As approved, the amendment will become part of a $440.2 billion Pentagon budget bill. The administration will surely press for changes in final Senate negotiations with the House, which has no such language in its version of the spending package.

 

Sen. Ted Stevens, the bill's manager and an ally of Defense Secretary Donald Rumsfeld, will be valuable in this often-backroom process. "These are vicious people, suicidal people," he said of the terrorists facing the U.S. "There is a place in our operations against individuals involved in the war on terrorism where we deal with them as they deal with us."

 

But Rep. John Murtha (D., Pa.), a senior member of the House Appropriations Committee, will support Sen.

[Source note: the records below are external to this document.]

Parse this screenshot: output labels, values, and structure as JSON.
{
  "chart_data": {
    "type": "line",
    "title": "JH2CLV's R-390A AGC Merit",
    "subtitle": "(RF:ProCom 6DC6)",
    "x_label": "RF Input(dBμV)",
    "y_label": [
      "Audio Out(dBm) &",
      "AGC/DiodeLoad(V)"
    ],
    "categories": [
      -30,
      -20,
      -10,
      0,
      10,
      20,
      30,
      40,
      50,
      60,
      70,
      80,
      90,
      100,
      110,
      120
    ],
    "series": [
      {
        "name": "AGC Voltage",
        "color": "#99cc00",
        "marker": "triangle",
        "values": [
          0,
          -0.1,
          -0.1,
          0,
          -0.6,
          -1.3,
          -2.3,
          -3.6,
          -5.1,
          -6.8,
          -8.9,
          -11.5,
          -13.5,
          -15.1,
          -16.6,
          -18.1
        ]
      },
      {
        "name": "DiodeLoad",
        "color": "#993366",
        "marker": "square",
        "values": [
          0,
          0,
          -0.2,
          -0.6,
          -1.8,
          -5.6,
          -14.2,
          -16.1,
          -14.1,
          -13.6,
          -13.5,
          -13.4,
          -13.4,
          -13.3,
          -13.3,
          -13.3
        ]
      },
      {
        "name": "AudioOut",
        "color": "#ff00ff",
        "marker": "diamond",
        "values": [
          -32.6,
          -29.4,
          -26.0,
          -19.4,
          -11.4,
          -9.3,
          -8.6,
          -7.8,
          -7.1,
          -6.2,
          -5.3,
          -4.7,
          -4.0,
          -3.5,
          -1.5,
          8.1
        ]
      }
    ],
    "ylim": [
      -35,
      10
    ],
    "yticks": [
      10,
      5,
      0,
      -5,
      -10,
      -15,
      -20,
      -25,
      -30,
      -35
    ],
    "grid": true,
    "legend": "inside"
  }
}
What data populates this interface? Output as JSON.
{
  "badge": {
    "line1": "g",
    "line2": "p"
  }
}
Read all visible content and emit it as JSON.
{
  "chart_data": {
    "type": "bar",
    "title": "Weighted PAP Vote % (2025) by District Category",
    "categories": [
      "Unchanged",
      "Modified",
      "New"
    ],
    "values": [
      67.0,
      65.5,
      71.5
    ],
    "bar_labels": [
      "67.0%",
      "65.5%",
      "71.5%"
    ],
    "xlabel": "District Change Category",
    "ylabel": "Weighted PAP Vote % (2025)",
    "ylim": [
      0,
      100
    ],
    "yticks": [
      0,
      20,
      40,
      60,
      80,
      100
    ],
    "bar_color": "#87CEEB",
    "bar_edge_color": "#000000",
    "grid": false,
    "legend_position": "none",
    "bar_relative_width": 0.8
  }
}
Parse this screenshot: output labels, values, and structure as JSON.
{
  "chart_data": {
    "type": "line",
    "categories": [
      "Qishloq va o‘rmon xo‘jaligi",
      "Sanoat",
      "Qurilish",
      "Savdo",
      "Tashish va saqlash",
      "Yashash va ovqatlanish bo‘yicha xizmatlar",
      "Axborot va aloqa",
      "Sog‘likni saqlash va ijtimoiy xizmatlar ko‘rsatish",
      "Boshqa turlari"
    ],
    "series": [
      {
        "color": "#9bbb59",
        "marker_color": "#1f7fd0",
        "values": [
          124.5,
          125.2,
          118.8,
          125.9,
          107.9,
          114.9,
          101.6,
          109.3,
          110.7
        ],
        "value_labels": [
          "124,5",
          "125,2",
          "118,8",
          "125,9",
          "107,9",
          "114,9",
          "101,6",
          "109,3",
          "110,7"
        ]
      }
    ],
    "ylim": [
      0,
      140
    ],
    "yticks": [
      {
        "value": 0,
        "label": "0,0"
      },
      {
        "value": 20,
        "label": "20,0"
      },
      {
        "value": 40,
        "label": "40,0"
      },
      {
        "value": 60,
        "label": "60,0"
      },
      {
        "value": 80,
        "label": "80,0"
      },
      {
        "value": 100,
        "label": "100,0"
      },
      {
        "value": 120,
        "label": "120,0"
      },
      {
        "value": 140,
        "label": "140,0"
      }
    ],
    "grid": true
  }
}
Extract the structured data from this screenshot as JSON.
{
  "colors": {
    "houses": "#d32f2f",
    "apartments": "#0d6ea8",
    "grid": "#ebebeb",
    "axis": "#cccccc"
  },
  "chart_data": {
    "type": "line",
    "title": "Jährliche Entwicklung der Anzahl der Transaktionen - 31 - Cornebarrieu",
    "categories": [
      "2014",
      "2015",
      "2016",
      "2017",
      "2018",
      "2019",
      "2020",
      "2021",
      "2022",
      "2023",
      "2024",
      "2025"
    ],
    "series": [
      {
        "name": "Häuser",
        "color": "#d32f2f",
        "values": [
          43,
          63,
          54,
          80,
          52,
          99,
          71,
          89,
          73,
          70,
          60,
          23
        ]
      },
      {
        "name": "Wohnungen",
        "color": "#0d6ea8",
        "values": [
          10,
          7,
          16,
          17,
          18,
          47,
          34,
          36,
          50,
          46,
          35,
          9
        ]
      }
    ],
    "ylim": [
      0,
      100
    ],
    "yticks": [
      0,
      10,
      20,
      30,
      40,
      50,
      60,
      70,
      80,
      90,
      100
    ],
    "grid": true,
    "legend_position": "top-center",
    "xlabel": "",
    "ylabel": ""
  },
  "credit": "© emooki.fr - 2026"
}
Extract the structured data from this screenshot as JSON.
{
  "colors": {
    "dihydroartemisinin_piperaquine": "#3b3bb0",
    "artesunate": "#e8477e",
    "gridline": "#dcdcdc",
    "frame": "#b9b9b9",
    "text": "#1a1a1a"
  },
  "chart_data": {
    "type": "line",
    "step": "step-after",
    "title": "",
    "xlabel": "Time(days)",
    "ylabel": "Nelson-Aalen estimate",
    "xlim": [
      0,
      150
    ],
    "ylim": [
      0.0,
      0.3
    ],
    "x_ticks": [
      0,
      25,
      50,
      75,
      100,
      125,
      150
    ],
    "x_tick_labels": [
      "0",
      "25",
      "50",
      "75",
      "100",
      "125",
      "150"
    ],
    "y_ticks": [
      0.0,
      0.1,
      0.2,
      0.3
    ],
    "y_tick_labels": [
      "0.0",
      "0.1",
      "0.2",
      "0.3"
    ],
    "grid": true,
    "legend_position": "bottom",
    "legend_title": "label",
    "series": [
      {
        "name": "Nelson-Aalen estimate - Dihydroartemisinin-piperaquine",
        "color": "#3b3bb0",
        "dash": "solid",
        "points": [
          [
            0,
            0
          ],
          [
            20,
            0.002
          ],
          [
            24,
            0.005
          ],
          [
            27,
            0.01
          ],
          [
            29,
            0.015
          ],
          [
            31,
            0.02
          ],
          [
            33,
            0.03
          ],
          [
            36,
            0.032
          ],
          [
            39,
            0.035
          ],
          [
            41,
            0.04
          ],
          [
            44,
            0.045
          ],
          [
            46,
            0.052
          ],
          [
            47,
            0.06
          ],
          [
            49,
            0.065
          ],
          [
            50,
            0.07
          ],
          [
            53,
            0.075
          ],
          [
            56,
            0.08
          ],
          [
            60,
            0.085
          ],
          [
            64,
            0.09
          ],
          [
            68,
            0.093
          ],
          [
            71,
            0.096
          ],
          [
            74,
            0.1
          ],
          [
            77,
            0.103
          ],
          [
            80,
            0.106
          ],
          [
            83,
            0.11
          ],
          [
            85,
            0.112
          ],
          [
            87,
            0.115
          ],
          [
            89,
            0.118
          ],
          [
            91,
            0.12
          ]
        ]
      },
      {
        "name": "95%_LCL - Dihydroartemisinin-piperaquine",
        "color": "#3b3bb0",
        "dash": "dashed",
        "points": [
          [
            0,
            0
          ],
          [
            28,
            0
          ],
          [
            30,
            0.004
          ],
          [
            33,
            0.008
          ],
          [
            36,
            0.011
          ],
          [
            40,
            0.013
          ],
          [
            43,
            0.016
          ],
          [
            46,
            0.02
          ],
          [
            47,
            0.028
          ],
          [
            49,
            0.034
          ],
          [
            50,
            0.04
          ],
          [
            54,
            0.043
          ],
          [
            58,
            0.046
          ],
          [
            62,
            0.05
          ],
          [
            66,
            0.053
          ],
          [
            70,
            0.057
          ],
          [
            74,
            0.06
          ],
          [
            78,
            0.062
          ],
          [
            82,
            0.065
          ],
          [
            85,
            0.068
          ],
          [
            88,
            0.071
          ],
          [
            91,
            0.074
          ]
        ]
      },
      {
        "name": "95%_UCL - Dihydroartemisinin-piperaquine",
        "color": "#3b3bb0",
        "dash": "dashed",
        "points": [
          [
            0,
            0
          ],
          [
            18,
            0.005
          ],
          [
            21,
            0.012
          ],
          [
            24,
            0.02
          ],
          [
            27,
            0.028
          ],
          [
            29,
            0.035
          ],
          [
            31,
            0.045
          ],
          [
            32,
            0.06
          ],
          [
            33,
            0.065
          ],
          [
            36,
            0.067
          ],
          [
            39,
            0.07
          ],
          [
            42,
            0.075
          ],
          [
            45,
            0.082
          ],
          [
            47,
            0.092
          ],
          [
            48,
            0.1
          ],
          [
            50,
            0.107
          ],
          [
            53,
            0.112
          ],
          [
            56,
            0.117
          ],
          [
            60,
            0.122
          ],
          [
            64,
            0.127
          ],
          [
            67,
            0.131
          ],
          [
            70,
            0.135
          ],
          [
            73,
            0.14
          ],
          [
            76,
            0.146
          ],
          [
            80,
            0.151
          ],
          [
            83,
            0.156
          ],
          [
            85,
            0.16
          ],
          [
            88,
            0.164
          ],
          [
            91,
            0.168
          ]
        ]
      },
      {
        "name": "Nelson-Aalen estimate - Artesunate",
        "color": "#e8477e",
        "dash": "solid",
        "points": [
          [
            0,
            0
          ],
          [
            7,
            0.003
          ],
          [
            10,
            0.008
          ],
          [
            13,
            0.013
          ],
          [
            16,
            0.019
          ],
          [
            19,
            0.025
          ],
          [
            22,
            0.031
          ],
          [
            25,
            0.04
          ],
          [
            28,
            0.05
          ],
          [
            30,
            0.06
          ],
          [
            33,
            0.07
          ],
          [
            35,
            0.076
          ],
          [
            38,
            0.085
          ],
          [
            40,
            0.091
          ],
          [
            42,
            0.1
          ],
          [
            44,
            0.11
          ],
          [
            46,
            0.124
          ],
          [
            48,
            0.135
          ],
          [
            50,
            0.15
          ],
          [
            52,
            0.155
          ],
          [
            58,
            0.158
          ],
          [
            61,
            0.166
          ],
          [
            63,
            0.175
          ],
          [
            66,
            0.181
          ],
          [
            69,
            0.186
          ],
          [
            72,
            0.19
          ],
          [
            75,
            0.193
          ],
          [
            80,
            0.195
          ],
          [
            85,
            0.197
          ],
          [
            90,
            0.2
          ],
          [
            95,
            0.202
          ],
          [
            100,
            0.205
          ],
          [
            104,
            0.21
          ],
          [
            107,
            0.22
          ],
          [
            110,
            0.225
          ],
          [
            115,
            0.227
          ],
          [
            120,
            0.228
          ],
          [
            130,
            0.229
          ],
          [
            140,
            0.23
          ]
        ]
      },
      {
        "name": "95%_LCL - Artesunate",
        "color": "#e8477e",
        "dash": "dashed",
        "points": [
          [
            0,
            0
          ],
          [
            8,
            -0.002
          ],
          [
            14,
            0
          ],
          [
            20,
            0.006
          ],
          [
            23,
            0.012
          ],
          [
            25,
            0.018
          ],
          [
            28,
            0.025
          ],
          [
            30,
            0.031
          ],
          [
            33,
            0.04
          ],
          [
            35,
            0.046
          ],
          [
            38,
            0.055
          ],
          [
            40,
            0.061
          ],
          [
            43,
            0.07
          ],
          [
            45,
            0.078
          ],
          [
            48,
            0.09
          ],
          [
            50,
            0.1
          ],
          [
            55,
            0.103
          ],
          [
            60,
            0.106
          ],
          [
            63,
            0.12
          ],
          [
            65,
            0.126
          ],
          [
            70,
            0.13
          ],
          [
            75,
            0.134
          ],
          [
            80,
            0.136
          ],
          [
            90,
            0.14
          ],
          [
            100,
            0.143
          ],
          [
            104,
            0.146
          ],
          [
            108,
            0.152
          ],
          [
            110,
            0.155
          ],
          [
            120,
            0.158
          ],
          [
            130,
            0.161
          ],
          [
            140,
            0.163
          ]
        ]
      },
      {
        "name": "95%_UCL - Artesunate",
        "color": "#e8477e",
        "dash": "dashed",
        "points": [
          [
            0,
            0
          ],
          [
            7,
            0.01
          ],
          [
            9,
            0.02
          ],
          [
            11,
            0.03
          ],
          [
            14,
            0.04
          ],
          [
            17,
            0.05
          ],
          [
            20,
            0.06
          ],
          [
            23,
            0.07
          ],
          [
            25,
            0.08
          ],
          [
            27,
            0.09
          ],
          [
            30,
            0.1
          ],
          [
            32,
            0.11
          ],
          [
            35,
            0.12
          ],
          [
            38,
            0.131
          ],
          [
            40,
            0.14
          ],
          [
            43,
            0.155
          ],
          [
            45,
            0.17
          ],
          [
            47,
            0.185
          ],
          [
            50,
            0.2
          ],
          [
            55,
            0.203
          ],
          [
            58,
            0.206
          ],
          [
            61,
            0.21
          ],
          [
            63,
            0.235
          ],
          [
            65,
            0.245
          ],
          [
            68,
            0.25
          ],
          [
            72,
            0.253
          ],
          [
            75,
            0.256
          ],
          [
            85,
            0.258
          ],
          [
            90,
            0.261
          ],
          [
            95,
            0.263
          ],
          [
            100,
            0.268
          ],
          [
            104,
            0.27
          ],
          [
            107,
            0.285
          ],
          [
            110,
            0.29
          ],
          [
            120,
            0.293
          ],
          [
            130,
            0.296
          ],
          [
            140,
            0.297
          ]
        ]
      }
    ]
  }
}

McCain in the talks. Sen. Daniel Inouye (D., Hawaii), who manages the bill with Sen. Stevens, predicted that much of the language would survive.

 

Final agreement on the appropriations bill has taken on new urgency, with Sen. Stevens warning that the Army will run low on funds for operations in Iraq and Afghanistan by the middle of next month. And the cash crunch comes as Republicans are still struggling to produce a plan to meet its savings obligations under the spring budget resolution and also offset the costs of Hurricane Katrina.

 

A planned $35 billion deficit-reduction package could be increased substantially, and Senate Republicans have begun to consider whether an additional $50 billion in savings and potential revenue raisers can be cobbled together.

 

For example, the Senate Finance Committee could be asked to produce $16 billion in Medicaid and Medicare savings -- $6 billion more than first anticipated last spring. Other areas of the budget will surely be targeted, and some panels have begun to jockey to defend their jurisdictions.

 

The Senate Agriculture Committee is slated to proceed today with $3 billion in five-year savings. Included is a 2.5% cut in commodity-support payments estimated to save $1.14 billion over five years. But critics argued that the same plan takes almost as much, $1.05 billion, from smaller conservation accounts and tightens eligibility standards for food-stamp recipients to save an additional $574 million.